Lundquist’s trial started Tuesday with Jefferson County Prosecutor Robin Dunn warning jurors that “crimes conceived in hell do not have angels as witnesses.”
Defense attorney Jim Archibald, meanwhile, urged the nine-woman, three-man jury that was selected in Boise not to forget who killed the 41-year-old Tomchak, owner of the Grant Store, in November 1995.
“This case is about a killer, a killer by the name of Chris Shanahan,” Archibald said.
Having refused the plea bargains accepted by two other Rigby teenagers for their roles in the killing, Lundquist now faces a prosecution case based largely on their testimony.
Lundquist, 17, is alleged to have waited in the car while Christopher Thomas Shanahan and Benjamin “B.J.” Jenkins entered the convenience store and killed Tomchak.

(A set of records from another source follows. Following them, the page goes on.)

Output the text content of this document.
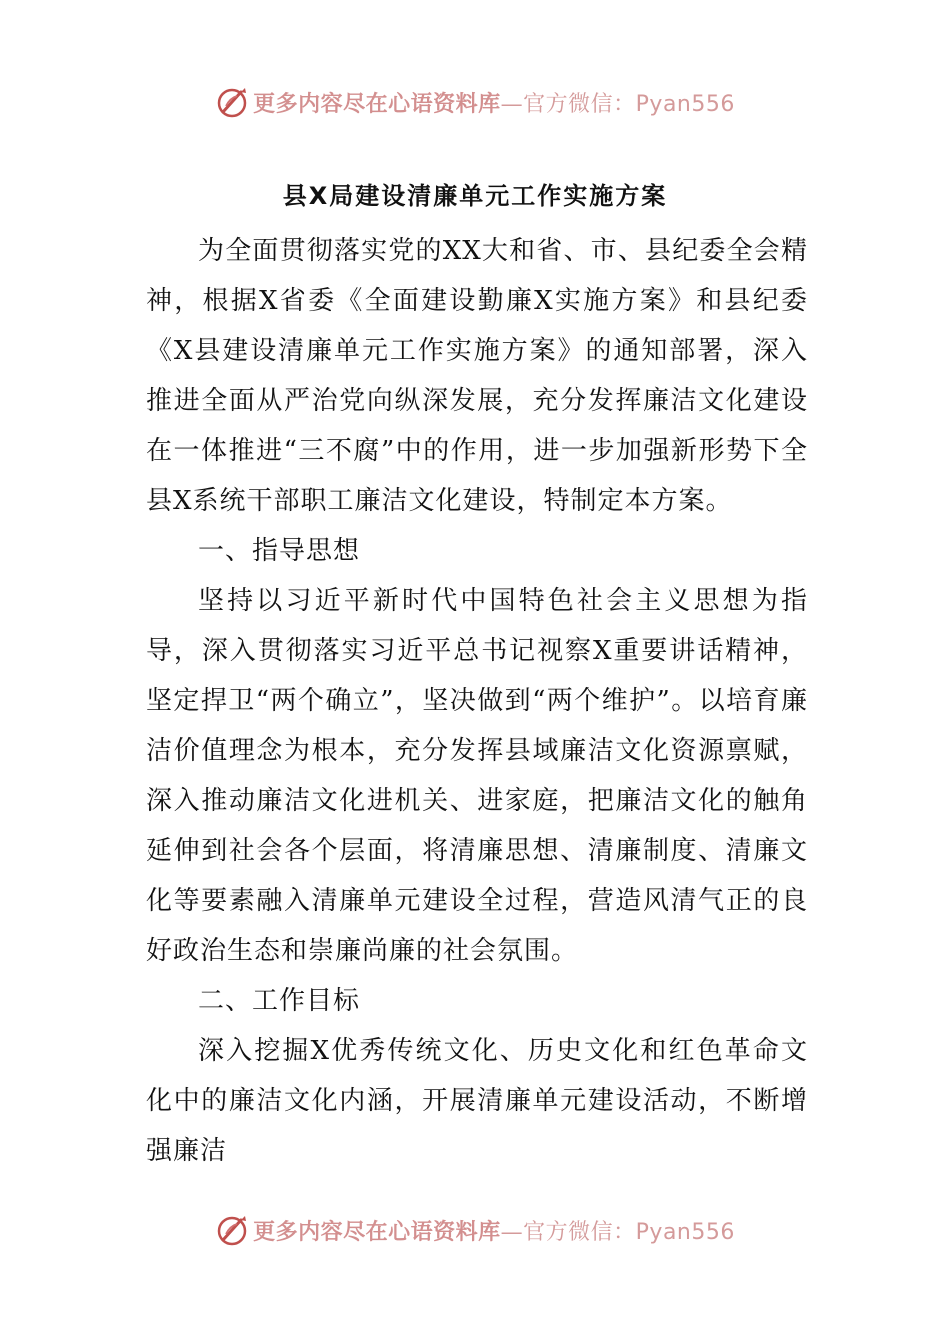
更多内容尽在心语资料库—官方微信：Pyan556
县X局建设清廉单元工作实施方案

为全面贯彻落实党的XX大和省、市、县纪委全会精神，根据X省委《全面建设勤廉X实施方案》和县纪委《X县建设清廉单元工作实施方案》的通知部署，深入推进全面从严治党向纵深发展，充分发挥廉洁文化建设在一体推进“三不腐”中的作用，进一步加强新形势下全县X系统干部职工廉洁文化建设，特制定本方案。

一、指导思想

坚持以习近平新时代中国特色社会主义思想为指导，深入贯彻落实习近平总书记视察X重要讲话精神，坚定捍卫“两个确立”，坚决做到“两个维护”。以培育廉洁价值理念为根本，充分发挥县域廉洁文化资源禀赋，深入推动廉洁文化进机关、进家庭，把廉洁文化的触角延伸到社会各个层面，将清廉思想、清廉制度、清廉文化等要素融入清廉单元建设全过程，营造风清气正的良好政治生态和崇廉尚廉的社会氛围。

二、工作目标

深入挖掘X优秀传统文化、历史文化和红色革命文化中的廉洁文化内涵，开展清廉单元建设活动，不断增强廉洁

更多内容尽在心语资料库—官方微信：Pyan556
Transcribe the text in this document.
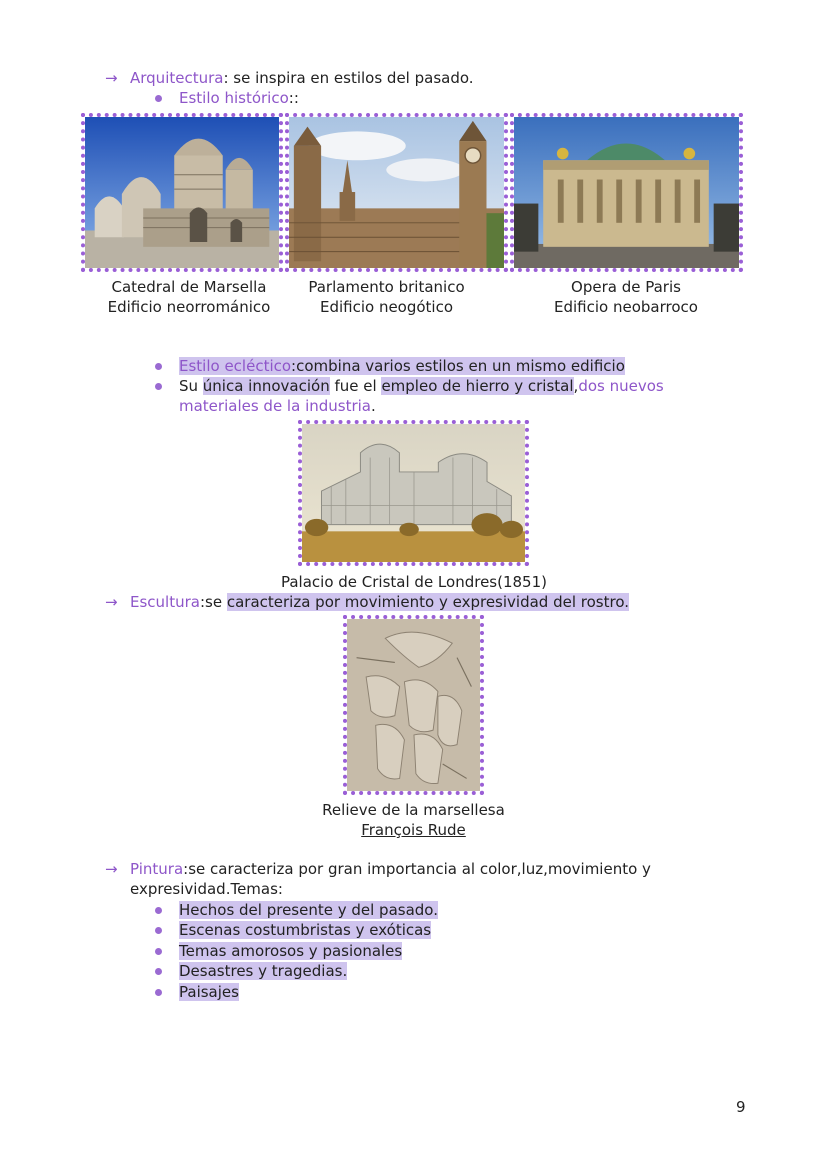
→ Arquitectura: se inspira en estilos del pasado.
Estilo histórico::
Catedral de Marsella
Edificio neorrománico
Parlamento britanico
Edificio neogótico
Opera de Paris
Edificio neobarroco
Estilo ecléctico:combina varios estilos en un mismo edificio
Su única innovación fue el empleo de hierro y cristal,dos nuevos
materiales de la industria.
Palacio de Cristal de Londres(1851)
→ Escultura:se caracteriza por movimiento y expresividad del rostro.
Relieve de la marsellesa
François Rude
→ Pintura:se caracteriza por gran importancia al color,luz,movimiento y
expresividad.Temas:
Hechos del presente y del pasado.
Escenas costumbristas y exóticas
Temas amorosos y pasionales
Desastres y tragedias.
Paisajes
9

Jenkins, 16, pleaded guilty Dec. 30 to a lesser charge of second-degree murder and robbery. Shanahan, 16, pleaded guilty on Jan. 21 to first-degree murder and robbery. Both agreed to testify against Lundquist in exchange for prosecutors’ promises not to seek the death penalty.
Shanahan has confessed to shooting the woman in the back of the head and taking money and cigarettes from the store. Jenkins went into the store with Shanahan.
After Shanahan’s guilty plea, he divulged “highly incriminating and damaging evidence against Lundquist,” Dunn said Tuesday.
The prosecutor said the three boys arrived at the Grant Store with loaded guns, gas cans and bags packed with clothes. Dunn said each boy had a specific role: Lundquist was to stay in the car and shoot anyone who came up to the store; Shanahan was to pull the trigger; and Jenkins was to distract Tomchak.